Five Easy Pieces (1970)

3 1/2 Stars (out of 4)

Piano Bars

By Jeffrey M. Anderson

After a shaky start in "B" pictures Jack Nichoslon arrived as one of our greatest and most instinctive actors, with a reservoir of charisma to boot.

In Five Easy Pieces (1970) he stars as Robert Dupea, a former concert pianist turned oil-rig worker, having completely lost hope, faith, or both. He lives a kind of half-life, dating a not-too-bright waitress (Karen Black) who fancies herself the next Tammy Wynette. He drifts, drinking too much beer, bowling, working among the dust and grime and facing little catastrophes like a pregnant girlfriend and a dying father.

Returning home gives him another taste of what might have been, but -- as directed by Bob Rafelson and written by Adrien Joyce (really Carole Eastman) -- the film doesn't care if Dupea finds himself again.

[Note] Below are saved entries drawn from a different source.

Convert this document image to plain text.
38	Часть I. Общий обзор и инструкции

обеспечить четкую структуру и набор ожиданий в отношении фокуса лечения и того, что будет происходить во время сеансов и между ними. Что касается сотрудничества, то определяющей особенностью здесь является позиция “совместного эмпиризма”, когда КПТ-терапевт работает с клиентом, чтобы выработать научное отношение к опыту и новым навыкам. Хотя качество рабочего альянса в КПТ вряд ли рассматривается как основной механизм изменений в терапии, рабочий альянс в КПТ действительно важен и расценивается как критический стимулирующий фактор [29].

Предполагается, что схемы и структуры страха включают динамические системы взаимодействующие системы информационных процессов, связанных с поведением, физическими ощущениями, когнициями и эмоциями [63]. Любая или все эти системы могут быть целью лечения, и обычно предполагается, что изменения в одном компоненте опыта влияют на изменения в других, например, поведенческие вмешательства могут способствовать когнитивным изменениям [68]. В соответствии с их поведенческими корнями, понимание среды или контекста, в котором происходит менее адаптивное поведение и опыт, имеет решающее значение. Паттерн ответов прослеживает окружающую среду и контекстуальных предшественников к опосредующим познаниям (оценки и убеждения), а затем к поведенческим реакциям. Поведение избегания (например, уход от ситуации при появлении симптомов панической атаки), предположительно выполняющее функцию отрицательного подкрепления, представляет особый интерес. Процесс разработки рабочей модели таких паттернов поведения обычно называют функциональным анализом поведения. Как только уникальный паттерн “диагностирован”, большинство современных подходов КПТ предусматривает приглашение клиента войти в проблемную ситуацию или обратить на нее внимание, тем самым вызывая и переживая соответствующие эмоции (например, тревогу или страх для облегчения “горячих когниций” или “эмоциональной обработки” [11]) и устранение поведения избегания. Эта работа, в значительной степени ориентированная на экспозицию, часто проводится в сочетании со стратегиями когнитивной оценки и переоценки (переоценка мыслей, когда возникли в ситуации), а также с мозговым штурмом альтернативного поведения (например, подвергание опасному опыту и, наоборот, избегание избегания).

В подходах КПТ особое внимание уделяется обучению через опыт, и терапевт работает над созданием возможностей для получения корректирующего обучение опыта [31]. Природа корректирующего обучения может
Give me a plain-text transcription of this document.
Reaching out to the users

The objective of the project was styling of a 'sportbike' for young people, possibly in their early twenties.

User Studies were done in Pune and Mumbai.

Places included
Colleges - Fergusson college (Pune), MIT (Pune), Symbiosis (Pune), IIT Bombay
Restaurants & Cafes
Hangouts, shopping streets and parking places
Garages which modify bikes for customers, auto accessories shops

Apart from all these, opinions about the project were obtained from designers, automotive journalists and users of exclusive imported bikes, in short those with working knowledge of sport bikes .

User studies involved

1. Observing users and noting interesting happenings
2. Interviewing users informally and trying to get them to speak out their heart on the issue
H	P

Rather, it's interested in the notion of passing time and the roads not taken.

In one great scene, during a traffic jam, Dupea mocks his own past by jumping in the back of a truck and playing a strapped-down piano. When traffic begins to move again, he remains, disappearing into the haze.

Rafelson never made another film as good (though some might make a case for The King of Marvin Gardens) and it hasn't aged as well as some of its 1970s counterparts, but it's still a heartbreaking film and a minor classic.